純粋に、①だけの目的のために、結婚している人は、そう多くないからです。

 

かつての日本には、「結婚して初めて1人前」のような風潮がありました。

男として生まれたからには、女と出会い恋に落ちる、、、べきだと。

そういう歌も、CMも、映画も、たくさん量産されていました。

 

いや今でも、保守的な地方や離島では、その風潮が残っています。

風潮というのは、本当に恐ろしく、無意識に、人々の生き方や価値観にまで影響を与えるほどの、見えない『洗脳能力』をもっています。

 

そして、ゲイの多くは、葛藤を抱えて生きることになります。。。

自分自身がゲイであることを必死に否定し、女性を愛せるという可能性をできる限り探そうとする。

 

そして、ある日、そのような女性と出会ってしまう、、

「あ、この女性、なんだか好きだと。。」

 

徐々に惹かれあう2人。そこには、確かな愛があります。

 

そして、めでたく結婚。

 

社会を憎んで、ひとを憎まず

めでたく結婚。

ここまで来ると、さっきの3つの理由のうち、②に該当してしまうんですよね。

(結果として、①の目的も果たしています。)

 

つまり、①か②かの区別はそう簡単ではないんです。当事者本人ですら、自覚していないこともあります。

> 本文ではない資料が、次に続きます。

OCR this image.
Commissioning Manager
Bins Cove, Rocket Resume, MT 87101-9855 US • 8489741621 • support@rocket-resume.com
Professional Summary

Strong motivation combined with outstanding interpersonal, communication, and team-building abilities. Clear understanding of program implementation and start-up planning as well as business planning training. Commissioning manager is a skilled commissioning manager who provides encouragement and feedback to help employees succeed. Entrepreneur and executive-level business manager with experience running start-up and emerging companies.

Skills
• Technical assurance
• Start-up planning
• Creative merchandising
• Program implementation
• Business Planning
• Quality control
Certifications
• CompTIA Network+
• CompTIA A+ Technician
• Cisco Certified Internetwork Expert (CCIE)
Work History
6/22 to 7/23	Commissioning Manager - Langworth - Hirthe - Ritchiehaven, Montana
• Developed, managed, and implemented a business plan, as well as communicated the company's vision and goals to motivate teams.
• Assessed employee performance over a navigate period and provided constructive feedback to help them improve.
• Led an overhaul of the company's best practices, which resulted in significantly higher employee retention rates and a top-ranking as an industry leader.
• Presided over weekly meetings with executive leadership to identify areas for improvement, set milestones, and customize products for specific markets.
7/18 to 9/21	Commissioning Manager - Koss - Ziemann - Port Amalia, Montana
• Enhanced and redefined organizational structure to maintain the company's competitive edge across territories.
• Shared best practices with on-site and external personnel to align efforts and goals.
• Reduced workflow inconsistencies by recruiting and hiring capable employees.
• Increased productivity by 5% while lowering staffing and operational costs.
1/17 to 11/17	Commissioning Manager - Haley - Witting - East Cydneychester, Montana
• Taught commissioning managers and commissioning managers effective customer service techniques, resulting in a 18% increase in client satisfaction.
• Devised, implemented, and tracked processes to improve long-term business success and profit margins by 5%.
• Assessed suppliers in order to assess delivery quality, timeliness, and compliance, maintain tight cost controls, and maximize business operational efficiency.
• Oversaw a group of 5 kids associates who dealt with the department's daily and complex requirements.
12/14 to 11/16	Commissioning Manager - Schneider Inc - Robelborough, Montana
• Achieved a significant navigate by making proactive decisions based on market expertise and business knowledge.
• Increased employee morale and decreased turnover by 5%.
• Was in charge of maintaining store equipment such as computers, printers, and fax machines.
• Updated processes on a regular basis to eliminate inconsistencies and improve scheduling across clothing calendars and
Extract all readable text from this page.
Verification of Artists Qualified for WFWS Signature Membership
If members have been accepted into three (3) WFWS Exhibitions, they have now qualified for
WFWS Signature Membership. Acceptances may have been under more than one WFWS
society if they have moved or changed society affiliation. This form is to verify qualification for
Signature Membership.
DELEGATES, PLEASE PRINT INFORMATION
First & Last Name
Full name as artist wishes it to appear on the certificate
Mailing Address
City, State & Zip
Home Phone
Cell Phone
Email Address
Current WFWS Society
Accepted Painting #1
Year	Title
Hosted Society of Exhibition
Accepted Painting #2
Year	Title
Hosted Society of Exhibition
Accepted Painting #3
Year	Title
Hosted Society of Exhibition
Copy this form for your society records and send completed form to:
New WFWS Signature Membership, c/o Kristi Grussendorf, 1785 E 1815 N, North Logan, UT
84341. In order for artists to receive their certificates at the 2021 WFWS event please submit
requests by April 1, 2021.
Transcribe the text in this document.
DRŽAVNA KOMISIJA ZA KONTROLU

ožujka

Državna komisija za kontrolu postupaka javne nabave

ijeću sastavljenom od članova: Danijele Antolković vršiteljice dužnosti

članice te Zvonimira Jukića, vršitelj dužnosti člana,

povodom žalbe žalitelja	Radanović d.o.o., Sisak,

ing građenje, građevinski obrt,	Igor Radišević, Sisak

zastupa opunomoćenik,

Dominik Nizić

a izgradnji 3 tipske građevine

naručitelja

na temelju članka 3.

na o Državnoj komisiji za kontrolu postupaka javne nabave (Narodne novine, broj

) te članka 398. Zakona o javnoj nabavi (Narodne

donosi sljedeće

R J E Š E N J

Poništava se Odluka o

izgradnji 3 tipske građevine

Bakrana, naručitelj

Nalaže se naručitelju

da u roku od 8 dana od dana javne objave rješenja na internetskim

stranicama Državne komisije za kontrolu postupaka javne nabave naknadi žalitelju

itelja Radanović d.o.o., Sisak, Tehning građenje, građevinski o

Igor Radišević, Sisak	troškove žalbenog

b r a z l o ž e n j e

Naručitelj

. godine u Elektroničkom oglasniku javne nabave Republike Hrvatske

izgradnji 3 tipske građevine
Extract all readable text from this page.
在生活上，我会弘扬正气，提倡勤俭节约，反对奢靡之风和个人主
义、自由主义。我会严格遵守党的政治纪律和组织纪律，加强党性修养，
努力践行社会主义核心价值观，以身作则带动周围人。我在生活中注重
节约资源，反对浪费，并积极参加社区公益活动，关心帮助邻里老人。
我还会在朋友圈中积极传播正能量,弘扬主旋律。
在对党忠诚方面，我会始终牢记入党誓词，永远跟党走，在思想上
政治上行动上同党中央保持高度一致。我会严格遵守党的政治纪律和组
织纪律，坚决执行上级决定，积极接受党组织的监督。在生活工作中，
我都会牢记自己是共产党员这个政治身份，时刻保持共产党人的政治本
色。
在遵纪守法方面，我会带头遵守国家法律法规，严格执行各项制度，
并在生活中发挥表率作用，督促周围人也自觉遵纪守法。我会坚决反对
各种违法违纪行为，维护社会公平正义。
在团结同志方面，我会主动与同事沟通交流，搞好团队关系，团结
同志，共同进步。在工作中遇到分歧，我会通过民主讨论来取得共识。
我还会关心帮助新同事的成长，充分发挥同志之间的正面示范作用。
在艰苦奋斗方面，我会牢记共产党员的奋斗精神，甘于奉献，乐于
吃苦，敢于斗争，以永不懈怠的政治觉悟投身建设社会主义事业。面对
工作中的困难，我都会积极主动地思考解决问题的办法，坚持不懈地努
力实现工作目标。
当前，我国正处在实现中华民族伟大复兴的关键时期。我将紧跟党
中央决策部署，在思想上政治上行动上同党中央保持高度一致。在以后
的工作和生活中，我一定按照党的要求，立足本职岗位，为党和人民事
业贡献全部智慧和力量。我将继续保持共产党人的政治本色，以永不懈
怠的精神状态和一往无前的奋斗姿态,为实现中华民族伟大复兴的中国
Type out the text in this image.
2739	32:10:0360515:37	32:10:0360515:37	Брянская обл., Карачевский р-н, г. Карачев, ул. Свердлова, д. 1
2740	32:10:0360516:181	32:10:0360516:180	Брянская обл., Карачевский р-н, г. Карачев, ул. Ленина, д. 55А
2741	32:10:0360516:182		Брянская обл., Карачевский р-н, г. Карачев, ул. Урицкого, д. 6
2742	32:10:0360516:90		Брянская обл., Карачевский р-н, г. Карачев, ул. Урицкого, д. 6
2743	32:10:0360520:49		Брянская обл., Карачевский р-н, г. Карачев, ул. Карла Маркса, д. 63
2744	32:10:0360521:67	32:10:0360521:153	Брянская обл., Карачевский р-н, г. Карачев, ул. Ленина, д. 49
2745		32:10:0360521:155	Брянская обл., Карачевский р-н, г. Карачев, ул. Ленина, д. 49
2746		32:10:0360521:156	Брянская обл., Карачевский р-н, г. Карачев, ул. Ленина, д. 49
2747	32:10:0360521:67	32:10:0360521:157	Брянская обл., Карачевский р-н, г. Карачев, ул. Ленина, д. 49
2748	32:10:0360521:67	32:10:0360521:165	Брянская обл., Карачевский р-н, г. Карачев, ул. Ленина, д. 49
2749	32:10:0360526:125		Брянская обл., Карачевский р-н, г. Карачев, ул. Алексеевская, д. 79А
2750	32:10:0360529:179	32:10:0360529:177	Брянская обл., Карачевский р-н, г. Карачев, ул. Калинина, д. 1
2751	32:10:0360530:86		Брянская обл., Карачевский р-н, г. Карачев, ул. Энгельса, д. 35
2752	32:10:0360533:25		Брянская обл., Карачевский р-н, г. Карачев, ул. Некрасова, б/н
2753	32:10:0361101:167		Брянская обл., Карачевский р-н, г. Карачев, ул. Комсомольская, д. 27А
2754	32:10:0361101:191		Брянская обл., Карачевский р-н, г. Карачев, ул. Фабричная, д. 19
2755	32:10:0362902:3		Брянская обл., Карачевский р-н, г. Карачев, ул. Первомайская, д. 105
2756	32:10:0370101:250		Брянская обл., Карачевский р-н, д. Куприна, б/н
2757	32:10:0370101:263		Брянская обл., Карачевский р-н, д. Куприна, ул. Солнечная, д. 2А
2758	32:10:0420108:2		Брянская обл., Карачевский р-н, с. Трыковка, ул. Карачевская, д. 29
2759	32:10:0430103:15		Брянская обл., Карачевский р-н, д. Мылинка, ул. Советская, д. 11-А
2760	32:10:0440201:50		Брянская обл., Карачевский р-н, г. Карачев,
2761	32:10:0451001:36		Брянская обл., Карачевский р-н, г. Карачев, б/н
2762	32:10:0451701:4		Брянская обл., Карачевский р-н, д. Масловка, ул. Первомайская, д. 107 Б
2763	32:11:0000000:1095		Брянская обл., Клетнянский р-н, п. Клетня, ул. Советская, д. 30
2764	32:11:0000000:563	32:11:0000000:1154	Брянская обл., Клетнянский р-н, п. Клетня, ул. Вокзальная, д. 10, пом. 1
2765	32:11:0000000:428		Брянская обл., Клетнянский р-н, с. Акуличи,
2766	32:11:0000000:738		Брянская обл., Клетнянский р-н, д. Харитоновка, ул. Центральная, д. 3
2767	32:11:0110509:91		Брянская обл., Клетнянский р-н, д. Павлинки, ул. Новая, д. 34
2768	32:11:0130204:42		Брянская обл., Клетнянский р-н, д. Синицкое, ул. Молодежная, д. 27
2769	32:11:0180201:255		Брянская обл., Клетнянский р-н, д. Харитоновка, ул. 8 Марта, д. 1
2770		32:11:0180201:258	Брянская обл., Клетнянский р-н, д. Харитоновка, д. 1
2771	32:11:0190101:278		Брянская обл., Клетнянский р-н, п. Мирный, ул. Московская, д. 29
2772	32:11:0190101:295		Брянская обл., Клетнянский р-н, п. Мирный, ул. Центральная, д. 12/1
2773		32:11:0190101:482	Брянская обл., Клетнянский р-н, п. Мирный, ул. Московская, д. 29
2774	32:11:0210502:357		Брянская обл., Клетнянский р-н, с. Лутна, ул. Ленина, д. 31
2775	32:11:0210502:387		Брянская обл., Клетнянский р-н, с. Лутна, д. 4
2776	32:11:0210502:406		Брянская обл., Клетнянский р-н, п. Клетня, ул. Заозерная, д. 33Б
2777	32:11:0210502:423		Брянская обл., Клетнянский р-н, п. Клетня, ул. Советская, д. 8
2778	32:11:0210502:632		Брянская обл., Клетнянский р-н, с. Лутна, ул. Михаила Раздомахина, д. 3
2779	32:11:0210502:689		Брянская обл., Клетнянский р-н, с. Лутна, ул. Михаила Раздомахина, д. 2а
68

そして、これは、見えない抑圧があった、1970年代までの生まれの方や、保守的な地方で暮らしている方だと、特に顕著です。

 

お話を聞くうちに、そのような方については、

誰も責めることが出来ない。もはや社会を憎むしかない。

と思えてきました。

 

(もちろん、そのような社会、環境の中でも、独身の人生を選んだ方は、個人的に尊敬したいと思います。)

 

おわりに

既婚ゲイに対する僕の印象は、この数年で大きく変わりました。

それは、多くの人の話を通じて、「既婚ゲイ全員=エゴでは、決してない」ということを実感したからです。

 

ただ一方で、奥さんや子供を泣かすようなことを、平気でしているごくごく一部の既婚ゲイの方に、お願いです。

どうか、家庭が第一であることを忘れないでいただきたいと思います。

(といっても、そういう方は、このような記事を最後まで読んでないと思いますが、、、)

 

 

この記事が、少しでも、既婚ゲイとしての人生に悩む方や、既婚ゲイという生き方を理解できない方の参考になれば幸いです。

 

20代の青二才ゲイが、いろいろと偉そうに語ってきました。申し訳ありません。

最後までお読みいただき、誠にありがとうございました。